Four student teams from New Jersey are among the 100 national finalists in The American Rocketry Challenge (TARC).
The teams include Jamesburg Presbyterian Church in Jamesburg, advised by Shital Shah; John P. Stevens High School in Edison, advised by William McMullen; Morristown County 4-H in Morristown, advised by Luke McConoughey; and Montgomery High School in Skillman, advised by Daniel Lee.
Junior Jet Propulsion Lab is a second-year club at J.P. Stevens High and has garnered interest from students in rocketry and other aerospace/aviation fields.
Skillman’s team is all freshmen, and this is their first year competing in TARC.
Morristown is also competing in TARC for the first time.
Jamesburg Presbyterian is in the national finals for the first time.
This year’s rules require teams to design, build and launch a model rocket that safely carries two raw eggs to a target altitude of 835 feet, with a target flight duration of 41–44 seconds.

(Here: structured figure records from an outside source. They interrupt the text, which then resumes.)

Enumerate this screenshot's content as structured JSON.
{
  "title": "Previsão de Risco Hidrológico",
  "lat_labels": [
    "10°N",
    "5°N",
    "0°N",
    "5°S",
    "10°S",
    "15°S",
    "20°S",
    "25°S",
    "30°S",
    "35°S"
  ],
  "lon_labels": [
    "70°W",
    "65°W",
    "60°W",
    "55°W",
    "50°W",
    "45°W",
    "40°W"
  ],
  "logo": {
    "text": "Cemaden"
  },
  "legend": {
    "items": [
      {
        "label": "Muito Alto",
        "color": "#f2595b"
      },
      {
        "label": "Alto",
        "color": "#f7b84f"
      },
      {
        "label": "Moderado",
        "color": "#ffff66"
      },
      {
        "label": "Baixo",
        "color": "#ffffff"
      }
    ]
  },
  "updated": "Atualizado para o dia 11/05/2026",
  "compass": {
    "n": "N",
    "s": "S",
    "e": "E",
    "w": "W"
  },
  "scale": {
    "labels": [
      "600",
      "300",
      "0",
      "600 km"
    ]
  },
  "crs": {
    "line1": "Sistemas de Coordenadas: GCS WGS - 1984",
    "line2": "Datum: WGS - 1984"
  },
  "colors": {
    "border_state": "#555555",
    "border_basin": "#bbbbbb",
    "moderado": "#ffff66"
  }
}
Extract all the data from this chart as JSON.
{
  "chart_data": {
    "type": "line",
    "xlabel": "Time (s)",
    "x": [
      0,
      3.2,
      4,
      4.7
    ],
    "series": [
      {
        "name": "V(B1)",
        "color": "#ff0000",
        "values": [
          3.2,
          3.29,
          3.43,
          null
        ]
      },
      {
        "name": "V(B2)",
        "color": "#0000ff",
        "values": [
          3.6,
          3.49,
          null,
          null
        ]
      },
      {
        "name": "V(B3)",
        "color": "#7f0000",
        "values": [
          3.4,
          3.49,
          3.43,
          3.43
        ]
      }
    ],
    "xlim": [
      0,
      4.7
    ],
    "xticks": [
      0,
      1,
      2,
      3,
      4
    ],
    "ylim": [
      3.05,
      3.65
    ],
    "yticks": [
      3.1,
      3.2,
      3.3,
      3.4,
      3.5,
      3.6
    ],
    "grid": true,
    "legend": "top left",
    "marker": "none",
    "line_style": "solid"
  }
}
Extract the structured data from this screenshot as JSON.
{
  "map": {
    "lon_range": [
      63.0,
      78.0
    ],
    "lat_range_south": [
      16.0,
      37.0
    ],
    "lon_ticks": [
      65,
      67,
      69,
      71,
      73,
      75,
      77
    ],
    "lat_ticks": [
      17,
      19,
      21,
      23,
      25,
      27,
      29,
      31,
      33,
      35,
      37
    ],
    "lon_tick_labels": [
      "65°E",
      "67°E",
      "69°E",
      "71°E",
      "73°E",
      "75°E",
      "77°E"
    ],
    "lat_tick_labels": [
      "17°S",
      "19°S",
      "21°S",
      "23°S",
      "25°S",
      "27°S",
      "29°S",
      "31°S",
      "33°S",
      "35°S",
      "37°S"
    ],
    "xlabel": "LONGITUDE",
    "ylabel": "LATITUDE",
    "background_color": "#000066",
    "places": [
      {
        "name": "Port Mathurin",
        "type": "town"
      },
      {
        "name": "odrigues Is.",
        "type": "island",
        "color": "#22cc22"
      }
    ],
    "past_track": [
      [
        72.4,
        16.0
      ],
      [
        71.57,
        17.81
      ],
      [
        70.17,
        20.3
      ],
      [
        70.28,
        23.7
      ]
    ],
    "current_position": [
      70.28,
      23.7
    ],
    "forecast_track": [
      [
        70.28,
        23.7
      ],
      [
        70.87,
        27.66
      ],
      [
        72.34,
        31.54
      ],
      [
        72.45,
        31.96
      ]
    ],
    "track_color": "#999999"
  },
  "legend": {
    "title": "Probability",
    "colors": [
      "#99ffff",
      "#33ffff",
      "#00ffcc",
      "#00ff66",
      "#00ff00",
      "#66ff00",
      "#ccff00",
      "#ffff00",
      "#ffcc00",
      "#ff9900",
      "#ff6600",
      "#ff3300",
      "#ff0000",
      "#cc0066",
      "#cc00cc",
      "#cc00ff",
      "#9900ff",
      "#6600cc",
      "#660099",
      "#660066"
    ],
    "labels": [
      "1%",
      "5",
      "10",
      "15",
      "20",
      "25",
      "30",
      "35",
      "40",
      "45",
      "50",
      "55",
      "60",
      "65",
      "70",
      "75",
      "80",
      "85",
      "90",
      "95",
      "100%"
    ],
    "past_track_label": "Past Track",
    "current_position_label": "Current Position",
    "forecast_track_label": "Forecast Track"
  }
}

The contest involves more than 4,000 students from 41 states, and more than 720 teams submitting scores.
The students will compete against other teams at the national finals, taking place May 14 in The Plains, Virginia. In addition to competing for the title of national champion and an all-expense paid trip to London for the international finals, teams will be competing for $100,000 in prizes. The top 25 teams will automatically receive invitations to NASA’s Student Launch workshop.
Sponsored by the Aerospace Industries Association (AIA), the National Association of Rocketry, and more than 20 industry partners, TARC is the aerospace and defense industry’s flagship program designed to encourage students to pursue study and careers in science, technology, engineering and math (STEM), according to information provided by Strategies 360. Now in its 20th year, the competition has inspired more than 85,000 middle and high school students to explore education and careers in STEM fields.
“The hands-on experience students gain as part of TARC creates limitless pathways in STEM and the aerospace industry, opening the door for them to be a part of the world’s most exciting innovations,” Eric Fanning, president and CEO of AIA, said in a prepared statement. “These students will be designing the rockets that will take us to Mars and beyond, and I can’t wait to see which of these incredible rocketeers will be crowned National Champion in May.”